I have been using the code below to OCR PDF image files successfully for a while, but recently had to change envirnoments, and now I no longer get any text in the resulting PDF/A. Each page seems to get read and rendered, but the PdfAddGdPictureImageToPdfOCR statement does not seem to do anything.
Two questions:
Is there a way to tell if PdfAddGdPictureImageToPdfOCR is erroring (like a GetStat statement)?
What might cause PdfAddGdPictureImageToPdfOCR to fail silently? would (for example) having a missing dictionary cause an error?
Thanks,
Leo
Code: Select all
Dict = "eng"
PdfID = oGdPictureImaging.PdfOCRStart(OutputFilePath, True, "", "", "", "", "DocDigester")
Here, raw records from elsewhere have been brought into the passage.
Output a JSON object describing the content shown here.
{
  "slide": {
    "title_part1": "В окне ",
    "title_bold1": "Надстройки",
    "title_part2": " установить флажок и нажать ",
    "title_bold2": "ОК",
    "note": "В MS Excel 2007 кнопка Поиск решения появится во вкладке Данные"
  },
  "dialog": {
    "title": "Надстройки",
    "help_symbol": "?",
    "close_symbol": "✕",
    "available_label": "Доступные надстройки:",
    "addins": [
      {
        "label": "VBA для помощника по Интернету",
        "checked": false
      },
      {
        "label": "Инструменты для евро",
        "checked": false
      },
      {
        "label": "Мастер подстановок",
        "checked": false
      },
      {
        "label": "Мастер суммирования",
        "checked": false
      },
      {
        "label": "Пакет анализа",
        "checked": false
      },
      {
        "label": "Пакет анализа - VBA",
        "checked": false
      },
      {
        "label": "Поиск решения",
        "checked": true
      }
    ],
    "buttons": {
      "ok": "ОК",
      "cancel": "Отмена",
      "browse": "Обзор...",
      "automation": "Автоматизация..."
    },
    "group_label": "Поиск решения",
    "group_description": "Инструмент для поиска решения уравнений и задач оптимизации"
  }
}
oGdPictureImaging.OCRTesseractSetPassCount(2)
If InputPDF.LoadFromFile(pdfPath, False) = GdPicture.GdPictureStatus.OK Then
node.GetProperties().Define("GdP_PDF_Pages", InputPDF.GetPageCount())
For i As Integer = 1 To InputPDF.GetPageCount()
node.GetProperties().Define("Done Reading Page" & i, "True")
InputPDF.SelectPage(i)
ImageID = InputPDF.RenderPageToGdPictureImageEx(200, True)
Dim pgText As String = oGdPictureImaging.PdfAddGdPictureImageToPdfOCR(PdfID, ImageID, Dict, sciroot & "apps\bin\win", "")
oGdPictureImaging.ReleaseGdPictureImage(ImageID)
Next i
Else
'report out reason for problem.
Dim errCode As Integer = InputPDF.GetStat()
node.GetProperties().Define("Error", pdfPath & "GdPicturePDF LoadFromFile Status not OK. ErrCode = " & errCode)
End If
InputPDF.CloseDocument()
oGdPictureImaging.PdfOCRStop(PdfID)